Ospedale di Cetraro, riapre l’OBI: nuovi medici, infermieri e un piano di ampliamento per il presidio
L’ASP di Cosenza accelera il rilancio dell’ospedale con nuove assunzioni, investimenti e servizi per rafforzare l’assistenza sanitaria sul Tirreno cosentino
CETRARO – Prosegue il percorso di rilancio dell'Ospedale di Cetraro, con nuovi interventi che puntano a rafforzare l'organizzazione sanitaria, ampliare i servizi e consolidare il ruolo del presidio per l'intera costa tirrenica cosentina. La cabina di regia promossa dal sindaco Giuseppe Aieta, in collaborazione con l'Azienda sanitaria provinciale di Cosenza e in sintonia con gli indirizzi del presidente della Regione Calabria, Roberto Occhiuto, continua infatti a produrre risultati concreti.
Tra le novità più rilevanti spicca la riapertura dell'Osservazione Breve Intensiva (OBI), resa possibile grazie al potenziamento dell'organico. Hanno già preso servizio un chirurgo, due cardiologi, un anestesista e dieci infermieri, mentre nelle prossime settimane arriveranno altri otto operatori socio-sanitari (OSS). Contestualmente è stato avviato anche il progetto di riammodernamento e ampliamento dell'OBI, con l'obiettivo di incrementare ulteriormente la capacità assistenziale della struttura.
«Stiamo rispettando gli impegni assunti con il territorio. Il rafforzamento dell’organico, la riapertura dell’OBI e gli interventi programmati rappresentano i primi risultati di un percorso di rilancio che proseguirà con determinazione. Il nostro obiettivo è restituire ai cittadini un ospedale sempre più efficiente, moderno e capace di rispondere ai bisogni di salute del territorio. Ai preziosi collaboratori coordinati dalla Dott.ssa Riccetti e cioè i capi dipartimento dell’Azienda Sguglio, Filippelli, Candela e Giusti a vigilare e portare a completa realizzazione il percorso avviato», ha dichiarato il commissario straordinario dell'ASP di Cosenza, Vitaliano De Salazar.

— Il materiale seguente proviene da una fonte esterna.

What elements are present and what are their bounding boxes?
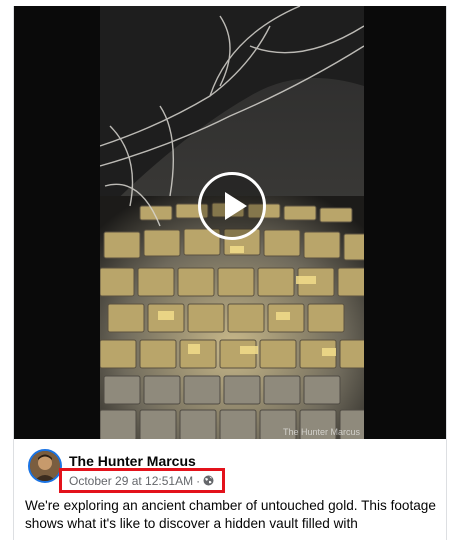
post-caption: We're exploring an ancient chamber of un…	[25, 498, 436, 531]
video-watermark: The Hunter Marcus	[282, 427, 360, 437]
play-icon	[225, 192, 247, 220]
timestamp-link[interactable]: October 29 at 12:51AM	[69, 474, 193, 488]
play-button[interactable]	[198, 172, 266, 240]
post-info: The Hunter Marcus October 29 at 12:51AM …	[14, 439, 446, 540]
video-post: The Hunter Marcus The Hunter Marcus Octo…	[13, 6, 447, 540]
separator-dot: ·	[196, 473, 201, 488]
avatar[interactable]	[28, 449, 62, 483]
video-player[interactable]: The Hunter Marcus	[14, 6, 446, 439]
profile-photo	[30, 451, 60, 481]
post-timestamp-highlighted: October 29 at 12:51AM ·	[59, 468, 225, 493]
author-name[interactable]: The Hunter Marcus	[69, 453, 196, 469]
globe-icon	[203, 475, 214, 486]
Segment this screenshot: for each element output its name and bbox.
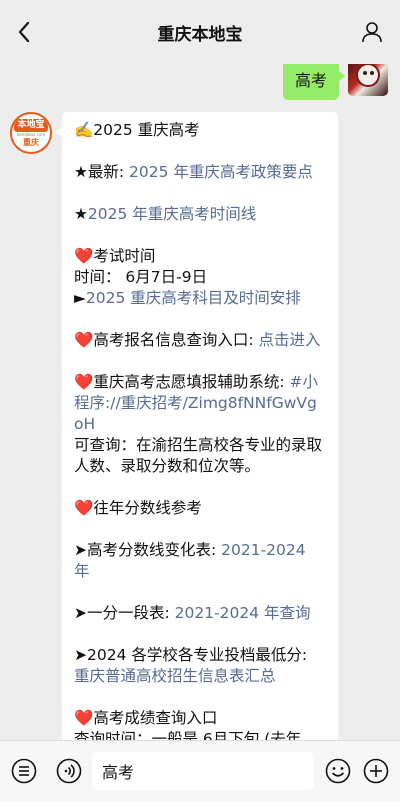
outgoing-message-bubble[interactable]: 高考 — [282, 64, 346, 100]
signup-heading: 高考报名信息查询入口: — [93, 331, 259, 349]
top-bar: 重庆本地宝 — [0, 0, 400, 64]
chat-area[interactable]: 高考 本地宝 bendibao.com 重庆 ✍️2025 重庆高考 ★最新: … — [0, 64, 400, 740]
bot-avatar[interactable]: 本地宝 bendibao.com 重庆 — [10, 112, 52, 154]
change-line: ➤高考分数线变化表: 2021-2024 年 — [74, 541, 306, 580]
heart-icon: ❤️ — [74, 247, 94, 265]
exam-time-line: 时间： 6月7日-9日 — [74, 268, 208, 286]
rank-line: ➤一分一段表: 2021-2024 年查询 — [74, 604, 311, 622]
scores-heading: 往年分数线参考 — [93, 499, 202, 517]
bot-avatar-brand: 本地宝 — [14, 118, 48, 132]
message-title: ✍️2025 重庆高考 — [74, 121, 200, 139]
volunteer-desc: 可查询：在渝招生高校各专业的录取人数、录取分数和位次等。 — [74, 436, 323, 475]
heart-icon: ❤️ — [74, 331, 94, 349]
exam-time-heading: 考试时间 — [93, 247, 156, 265]
person-icon[interactable] — [358, 18, 386, 46]
heart-icon: ❤️ — [74, 499, 94, 517]
incoming-message-bubble[interactable]: ✍️2025 重庆高考 ★最新: 2025 年重庆高考政策要点 ★2025 年重… — [56, 112, 338, 740]
volunteer-section: ❤️重庆高考志愿填报辅助系统: #小程序://重庆招考/Zimg8fNNfGwV… — [74, 372, 326, 477]
lowest-link[interactable]: 重庆普通高校招生信息表汇总 — [74, 667, 276, 685]
bot-avatar-city: 重庆 — [23, 137, 39, 147]
results-line: 查询时间：一般是 6月下旬 (去年 — [74, 730, 302, 740]
scores-section: ❤️往年分数线参考 — [74, 498, 326, 519]
rank-link[interactable]: 2021-2024 年查询 — [175, 604, 311, 622]
volunteer-heading: 重庆高考志愿填报辅助系统: — [93, 373, 290, 391]
back-icon[interactable] — [10, 18, 38, 46]
signup-link[interactable]: 点击进入 — [258, 331, 320, 349]
menu-icon[interactable] — [10, 757, 38, 785]
heart-icon: ❤️ — [74, 709, 94, 727]
latest-link[interactable]: 2025 年重庆高考政策要点 — [129, 163, 313, 181]
exam-time-section: ❤️考试时间 时间： 6月7日-9日 ►2025 重庆高考科目及时间安排 — [74, 246, 326, 309]
latest-line: ★最新: 2025 年重庆高考政策要点 — [74, 163, 313, 181]
timeline-line: ★2025 年重庆高考时间线 — [74, 205, 257, 223]
heart-icon: ❤️ — [74, 373, 94, 391]
lowest-line: ➤2024 各学校各专业投档最低分: 重庆普通高校招生信息表汇总 — [74, 646, 308, 685]
plus-icon[interactable] — [362, 757, 390, 785]
signup-section: ❤️高考报名信息查询入口: 点击进入 — [74, 330, 326, 351]
timeline-link[interactable]: 2025 年重庆高考时间线 — [88, 205, 256, 223]
input-bar — [0, 740, 400, 802]
chat-title: 重庆本地宝 — [157, 24, 243, 45]
voice-icon[interactable] — [55, 757, 83, 785]
results-section: ❤️高考成绩查询入口 查询时间：一般是 6月下旬 (去年 — [74, 708, 326, 740]
subjects-link[interactable]: 2025 重庆高考科目及时间安排 — [86, 289, 301, 307]
outgoing-message-row: 高考 — [282, 64, 388, 100]
user-avatar[interactable] — [348, 64, 388, 96]
incoming-message-row: 本地宝 bendibao.com 重庆 ✍️2025 重庆高考 ★最新: 202… — [10, 112, 338, 740]
results-heading: 高考成绩查询入口 — [93, 709, 218, 727]
emoji-icon[interactable] — [324, 757, 352, 785]
message-input[interactable] — [92, 752, 314, 790]
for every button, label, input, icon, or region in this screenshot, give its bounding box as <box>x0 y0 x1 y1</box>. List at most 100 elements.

Il piano di rilancio interessa anche altri settori strategici. Sono previsti infatti la riorganizzazione della diagnostica, il potenziamento dell'attività laboratoristica, la digitalizzazione dei percorsi clinici, l'attivazione dell'ambulatorio per il DNA e del Centro di Assistenza Malattie Endocrine (CAME), oltre all'apertura di uno sportello gratuito ogni giovedì dedicato ai cittadini, per rendere i servizi sanitari sempre più accessibili.
Soddisfazione è stata espressa anche dal sindaco Giuseppe Aieta, che ha evidenziato il valore della collaborazione tra istituzioni.
«Oggi vediamo concretizzarsi un lavoro costruito attraverso una leale collaborazione istituzionale. Il rafforzamento del personale, la riapertura dell’OBI e i nuovi investimenti dimostrano che l’Ospedale di Cetraro è tornato al centro dell’attenzione dell’Azienda sanitaria e della Regione. È una risposta importante per tutta la comunità del Tirreno cosentino», ha affermato.
Anche il dottor Barreca ha sottolineato l'importanza delle iniziative avviate.
«L’incremento delle professionalità e il potenziamento dei servizi consentiranno di migliorare ulteriormente i percorsi assistenziali, ridurre i tempi di risposta e offrire prestazioni sempre più qualificate ai cittadini. La riapertura dell’OBI rappresenta un passaggio fondamentale in questo processo di crescita», ha spiegato.
L'ASP di Cosenza conferma così la volontà di proseguire nel percorso di rilancio dell'Ospedale di Cetraro, investendo sulle risorse umane, sull'innovazione tecnologica e sull'ammodernamento delle strutture, con l'obiettivo di consolidare un presidio sanitario moderno, efficiente e sempre più centrale nella rete ospedaliera della provincia di Cosenza.